Pour rivaliser sur ce marché, C8 a d'abord dû surmonter un certain nombre de défis techniques. Le glucose est une petite molécule en soi, explique Ishan Barman , un bio-ingénieur à l'Université Johns Hopkins qui essaie également de développer un tracker de glucose non invasif basé sur la spectroscopie Raman. Il y a beaucoup d'autres [composés] dans la circulation sanguine qui se trouvent à une concentration beaucoup plus élevée, dit-il. Parce que les systèmes non invasifs ne testent pas directement la glycémie, les changements dans leurs lectures peuvent prendre du retard par rapport aux lectures directes du sang, dit-il. Les mesures non invasives présentent cependant des avantages. Parce qu'ils peuvent être pris presque en continu, ils peuvent être utilisés pour prédire si les niveaux de glucose futurs augmenteront ou diminueront. Les mesures continues fournissent également une rétroaction immédiate sur la réponse du corps aux traitements.
Développer un logiciel pour traduire les lectures spectrographiques en niveaux de glucose est délicat, explique Barman. Parce que la lumière utilisée dans la spectroscopie Raman ne pénètre pas très profondément, le système calcule les niveaux de glucose dans le sang sur la base des niveaux de glucose dans la peau, et ce calcul peut varier d'une personne à l'autre, dit-il.
Cette variabilité d'un utilisateur à l'autre, et même d'un endroit à l'autre sur le même utilisateur, s'est avérée être le plus grand défi de C8. Certains problèmes étaient dus à la variabilité de la fabrication, explique Zygielbaum.
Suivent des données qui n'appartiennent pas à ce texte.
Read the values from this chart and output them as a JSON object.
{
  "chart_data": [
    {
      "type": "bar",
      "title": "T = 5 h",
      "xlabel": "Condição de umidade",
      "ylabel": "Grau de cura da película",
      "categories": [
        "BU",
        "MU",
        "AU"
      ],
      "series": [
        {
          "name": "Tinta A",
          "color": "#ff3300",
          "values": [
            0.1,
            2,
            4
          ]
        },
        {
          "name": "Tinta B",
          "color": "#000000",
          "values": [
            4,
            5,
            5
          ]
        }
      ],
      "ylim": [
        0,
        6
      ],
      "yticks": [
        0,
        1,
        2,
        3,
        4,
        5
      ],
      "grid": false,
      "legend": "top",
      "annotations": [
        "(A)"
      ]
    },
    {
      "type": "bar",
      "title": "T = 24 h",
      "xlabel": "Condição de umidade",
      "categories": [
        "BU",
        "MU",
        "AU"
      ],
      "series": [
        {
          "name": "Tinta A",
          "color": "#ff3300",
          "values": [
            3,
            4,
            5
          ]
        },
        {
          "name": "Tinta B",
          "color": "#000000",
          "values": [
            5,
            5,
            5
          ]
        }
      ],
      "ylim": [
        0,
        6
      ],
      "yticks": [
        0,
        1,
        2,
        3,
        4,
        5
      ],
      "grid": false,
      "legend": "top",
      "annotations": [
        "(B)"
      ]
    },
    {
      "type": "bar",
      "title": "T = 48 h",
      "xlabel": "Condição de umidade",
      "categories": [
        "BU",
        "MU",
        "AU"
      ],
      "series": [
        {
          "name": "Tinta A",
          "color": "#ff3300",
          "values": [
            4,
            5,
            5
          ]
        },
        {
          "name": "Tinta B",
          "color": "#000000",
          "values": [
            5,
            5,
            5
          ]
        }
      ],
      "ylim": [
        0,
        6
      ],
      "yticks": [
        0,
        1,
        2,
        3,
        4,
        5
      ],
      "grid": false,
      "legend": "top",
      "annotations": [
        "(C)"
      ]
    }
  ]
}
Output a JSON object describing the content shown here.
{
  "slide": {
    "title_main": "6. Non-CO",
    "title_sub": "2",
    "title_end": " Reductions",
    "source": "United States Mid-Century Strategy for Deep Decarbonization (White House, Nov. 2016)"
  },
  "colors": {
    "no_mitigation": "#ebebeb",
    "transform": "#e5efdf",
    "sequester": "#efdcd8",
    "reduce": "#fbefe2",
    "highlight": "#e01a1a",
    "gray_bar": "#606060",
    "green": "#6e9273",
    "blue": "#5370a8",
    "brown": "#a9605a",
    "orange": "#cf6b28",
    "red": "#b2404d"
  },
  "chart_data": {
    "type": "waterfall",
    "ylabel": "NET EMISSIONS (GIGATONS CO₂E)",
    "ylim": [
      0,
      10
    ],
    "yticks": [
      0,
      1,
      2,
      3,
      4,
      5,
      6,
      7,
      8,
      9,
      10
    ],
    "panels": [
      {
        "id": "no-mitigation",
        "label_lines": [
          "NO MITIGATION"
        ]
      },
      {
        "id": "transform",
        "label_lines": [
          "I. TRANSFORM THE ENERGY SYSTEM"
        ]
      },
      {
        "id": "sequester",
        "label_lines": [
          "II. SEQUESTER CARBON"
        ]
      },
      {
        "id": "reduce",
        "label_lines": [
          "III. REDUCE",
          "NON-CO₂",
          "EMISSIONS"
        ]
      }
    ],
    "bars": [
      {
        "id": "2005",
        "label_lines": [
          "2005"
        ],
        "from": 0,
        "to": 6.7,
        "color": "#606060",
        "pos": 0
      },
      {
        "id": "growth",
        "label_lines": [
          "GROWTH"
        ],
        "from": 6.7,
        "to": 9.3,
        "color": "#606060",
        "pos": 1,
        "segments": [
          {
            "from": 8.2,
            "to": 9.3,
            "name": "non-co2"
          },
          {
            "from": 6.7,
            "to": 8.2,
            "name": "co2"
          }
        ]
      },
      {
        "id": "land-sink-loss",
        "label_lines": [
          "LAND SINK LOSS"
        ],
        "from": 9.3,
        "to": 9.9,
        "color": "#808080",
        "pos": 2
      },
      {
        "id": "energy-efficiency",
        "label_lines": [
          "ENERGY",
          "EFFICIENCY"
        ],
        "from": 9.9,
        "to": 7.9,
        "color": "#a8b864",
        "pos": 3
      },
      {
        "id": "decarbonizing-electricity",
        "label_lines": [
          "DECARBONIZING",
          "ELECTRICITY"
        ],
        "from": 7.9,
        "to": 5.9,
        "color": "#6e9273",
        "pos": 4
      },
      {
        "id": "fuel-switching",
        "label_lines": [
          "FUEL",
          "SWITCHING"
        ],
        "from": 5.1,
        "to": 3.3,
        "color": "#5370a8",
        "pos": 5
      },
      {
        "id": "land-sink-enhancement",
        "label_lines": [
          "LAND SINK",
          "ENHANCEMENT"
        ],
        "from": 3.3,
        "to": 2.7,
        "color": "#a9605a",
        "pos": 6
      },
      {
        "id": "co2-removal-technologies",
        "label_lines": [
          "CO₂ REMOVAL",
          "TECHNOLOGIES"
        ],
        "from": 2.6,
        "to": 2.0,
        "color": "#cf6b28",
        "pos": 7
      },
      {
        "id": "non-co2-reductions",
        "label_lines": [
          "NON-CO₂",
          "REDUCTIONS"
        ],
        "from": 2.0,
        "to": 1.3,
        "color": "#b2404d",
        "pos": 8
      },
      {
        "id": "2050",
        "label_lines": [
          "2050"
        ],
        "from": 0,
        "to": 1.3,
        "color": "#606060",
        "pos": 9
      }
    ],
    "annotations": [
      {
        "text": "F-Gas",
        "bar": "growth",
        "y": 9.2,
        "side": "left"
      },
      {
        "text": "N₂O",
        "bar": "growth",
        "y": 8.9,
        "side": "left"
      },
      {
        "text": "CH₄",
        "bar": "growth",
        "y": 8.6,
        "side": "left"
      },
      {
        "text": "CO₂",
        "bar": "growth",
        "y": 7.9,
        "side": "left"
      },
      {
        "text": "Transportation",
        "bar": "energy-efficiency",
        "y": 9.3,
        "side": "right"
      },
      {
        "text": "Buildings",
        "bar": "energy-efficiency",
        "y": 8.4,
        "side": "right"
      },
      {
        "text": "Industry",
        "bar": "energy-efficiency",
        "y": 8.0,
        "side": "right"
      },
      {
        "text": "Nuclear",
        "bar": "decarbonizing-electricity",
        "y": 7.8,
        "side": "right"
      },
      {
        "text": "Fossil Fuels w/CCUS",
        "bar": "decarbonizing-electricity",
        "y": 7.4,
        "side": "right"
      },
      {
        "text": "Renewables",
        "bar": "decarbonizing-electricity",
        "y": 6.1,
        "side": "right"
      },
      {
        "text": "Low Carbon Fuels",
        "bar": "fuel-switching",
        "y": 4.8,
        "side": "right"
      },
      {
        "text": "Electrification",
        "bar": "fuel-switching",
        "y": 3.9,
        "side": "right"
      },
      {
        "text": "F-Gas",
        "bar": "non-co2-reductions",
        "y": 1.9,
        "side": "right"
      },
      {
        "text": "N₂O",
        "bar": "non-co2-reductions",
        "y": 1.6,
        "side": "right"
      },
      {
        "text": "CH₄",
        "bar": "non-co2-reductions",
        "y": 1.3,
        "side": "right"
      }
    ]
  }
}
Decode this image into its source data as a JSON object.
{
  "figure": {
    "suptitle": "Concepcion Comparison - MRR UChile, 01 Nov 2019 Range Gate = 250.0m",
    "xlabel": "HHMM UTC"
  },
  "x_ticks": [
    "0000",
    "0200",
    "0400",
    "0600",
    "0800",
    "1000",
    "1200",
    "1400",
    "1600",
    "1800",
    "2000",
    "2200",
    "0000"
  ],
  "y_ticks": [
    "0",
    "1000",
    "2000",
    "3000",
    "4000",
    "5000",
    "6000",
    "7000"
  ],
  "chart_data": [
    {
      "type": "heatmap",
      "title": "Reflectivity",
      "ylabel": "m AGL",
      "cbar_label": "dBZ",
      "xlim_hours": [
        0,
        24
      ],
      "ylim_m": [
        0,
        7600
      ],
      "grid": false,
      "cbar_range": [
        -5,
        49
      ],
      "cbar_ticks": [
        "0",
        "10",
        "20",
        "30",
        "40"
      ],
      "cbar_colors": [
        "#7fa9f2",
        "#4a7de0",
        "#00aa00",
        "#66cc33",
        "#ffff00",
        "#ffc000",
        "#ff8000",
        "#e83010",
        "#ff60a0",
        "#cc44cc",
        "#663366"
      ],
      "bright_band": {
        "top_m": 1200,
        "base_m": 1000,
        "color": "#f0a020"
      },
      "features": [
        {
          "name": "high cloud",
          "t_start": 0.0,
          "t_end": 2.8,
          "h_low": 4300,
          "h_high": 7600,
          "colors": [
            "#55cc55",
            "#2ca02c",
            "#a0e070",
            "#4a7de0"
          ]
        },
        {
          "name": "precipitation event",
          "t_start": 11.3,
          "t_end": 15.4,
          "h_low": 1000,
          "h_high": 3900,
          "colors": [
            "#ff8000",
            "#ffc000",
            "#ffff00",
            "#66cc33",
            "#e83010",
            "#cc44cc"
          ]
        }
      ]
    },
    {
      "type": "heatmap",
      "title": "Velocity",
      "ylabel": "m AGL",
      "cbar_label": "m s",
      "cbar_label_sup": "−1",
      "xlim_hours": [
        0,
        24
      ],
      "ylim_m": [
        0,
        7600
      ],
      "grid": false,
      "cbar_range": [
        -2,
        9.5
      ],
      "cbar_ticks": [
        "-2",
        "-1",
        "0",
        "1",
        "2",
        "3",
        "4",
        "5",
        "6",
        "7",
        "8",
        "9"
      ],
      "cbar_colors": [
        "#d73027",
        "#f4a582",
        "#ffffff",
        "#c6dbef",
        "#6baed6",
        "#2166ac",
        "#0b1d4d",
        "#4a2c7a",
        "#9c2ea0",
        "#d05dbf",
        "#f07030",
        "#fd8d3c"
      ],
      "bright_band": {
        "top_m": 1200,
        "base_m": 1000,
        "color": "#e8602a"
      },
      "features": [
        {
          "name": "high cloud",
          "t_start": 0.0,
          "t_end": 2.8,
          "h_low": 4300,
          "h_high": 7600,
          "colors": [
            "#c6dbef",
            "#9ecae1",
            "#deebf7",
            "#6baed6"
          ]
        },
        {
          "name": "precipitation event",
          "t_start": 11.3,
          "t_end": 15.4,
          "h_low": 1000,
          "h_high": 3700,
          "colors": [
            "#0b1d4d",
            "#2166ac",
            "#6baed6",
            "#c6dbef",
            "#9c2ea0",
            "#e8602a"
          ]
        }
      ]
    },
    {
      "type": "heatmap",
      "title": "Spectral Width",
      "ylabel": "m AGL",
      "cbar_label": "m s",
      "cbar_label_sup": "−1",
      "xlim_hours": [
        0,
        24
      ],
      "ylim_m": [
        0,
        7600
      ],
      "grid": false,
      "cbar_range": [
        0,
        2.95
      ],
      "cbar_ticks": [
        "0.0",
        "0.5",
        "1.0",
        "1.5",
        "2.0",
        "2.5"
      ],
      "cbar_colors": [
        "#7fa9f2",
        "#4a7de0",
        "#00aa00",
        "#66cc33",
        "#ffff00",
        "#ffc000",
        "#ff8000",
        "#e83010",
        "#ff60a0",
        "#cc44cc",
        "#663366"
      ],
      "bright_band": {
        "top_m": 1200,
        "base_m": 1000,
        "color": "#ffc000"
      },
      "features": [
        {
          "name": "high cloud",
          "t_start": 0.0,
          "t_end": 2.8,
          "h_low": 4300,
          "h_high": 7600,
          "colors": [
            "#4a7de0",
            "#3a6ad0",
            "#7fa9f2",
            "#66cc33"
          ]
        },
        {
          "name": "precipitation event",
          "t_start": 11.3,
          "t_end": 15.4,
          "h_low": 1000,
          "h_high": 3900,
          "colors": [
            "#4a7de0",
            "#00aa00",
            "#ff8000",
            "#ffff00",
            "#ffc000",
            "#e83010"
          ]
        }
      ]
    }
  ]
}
La façon dont l'appareil était monté sur la peau pouvait également modifier les lectures.
À ces défis techniques s'ajoutent une série de malheurs personnels incroyables. L'un des fondateurs, Jan Lipson, est décédé dans un accident de vélo en juillet 2010, alors que les premiers prototypes de la version finale et miniaturisée de l'appareil étaient testés par des bénévoles. La progression du cancer de Zygielbaum a ralenti mais a repris plus tard, ce qui est probablement ce qui l'a poussé à développer un diabète. Zygielbaum a dû se retirer au milieu de la dernière levée de fonds pour les 15 millions de dollars, et son remplaçant est décédé dans un accident de hockey sur glace cinq semaines seulement après.
Cela a pris le cœur des investisseurs, dit Zygielbaum.
Même dans les meilleures circonstances, le financement du développement d'un nouveau dispositif médical est difficile, déclare Fred Toney, directeur financier de C8 au cours de ses deux dernières années et demie. L'une des raisons pour lesquelles la communauté du capital-risque s'est de plus en plus retirée du financement d'entreprises privées de dispositifs médicaux est qu'elles sont difficiles et prennent beaucoup de capital, dit-il.
Après la fermeture de C8, la technologie a été vendue à un petit groupe de capital-investissement qui continue d'y travailler, explique Toney. Qu'elle soit utilisée pour le glucose ou d'autres choses, c'est une technologie qui arrivera certainement sur le marché, dit-il.
Certains diabétiques surveillaient de près les progrès de C8. Si cela avait fonctionné avec une précision suffisante, je pense que beaucoup auraient sauté sur l'occasion d'acheter le produit de C8, dit Mike Kendall, qui a reçu un diagnostic de diabète de type 1 en 1991 et écrit un blog très lu sur la vie avec la maladie. Je sais que je l'aurais fait.
D'autres continuent de poursuivre le rêve d'un meilleur glucomètre. Une société israélienne appelée Integrity Applications prévoit de commencer à vendre son système GlucoTrack, qui détecte le glucose à l'aide de mesures ultrasonores, électromagnétiques et thermiques à l'aide d'un clip d'oreille, en Europe cette année. L'équipe de Barman commence également à tester son système. Malgré la disparition de C8, il pense que le domaine a progressé de manière impressionnante. Je vois cela comme une période beaucoup plus optimiste qu'il y a 10 ans, dit-il.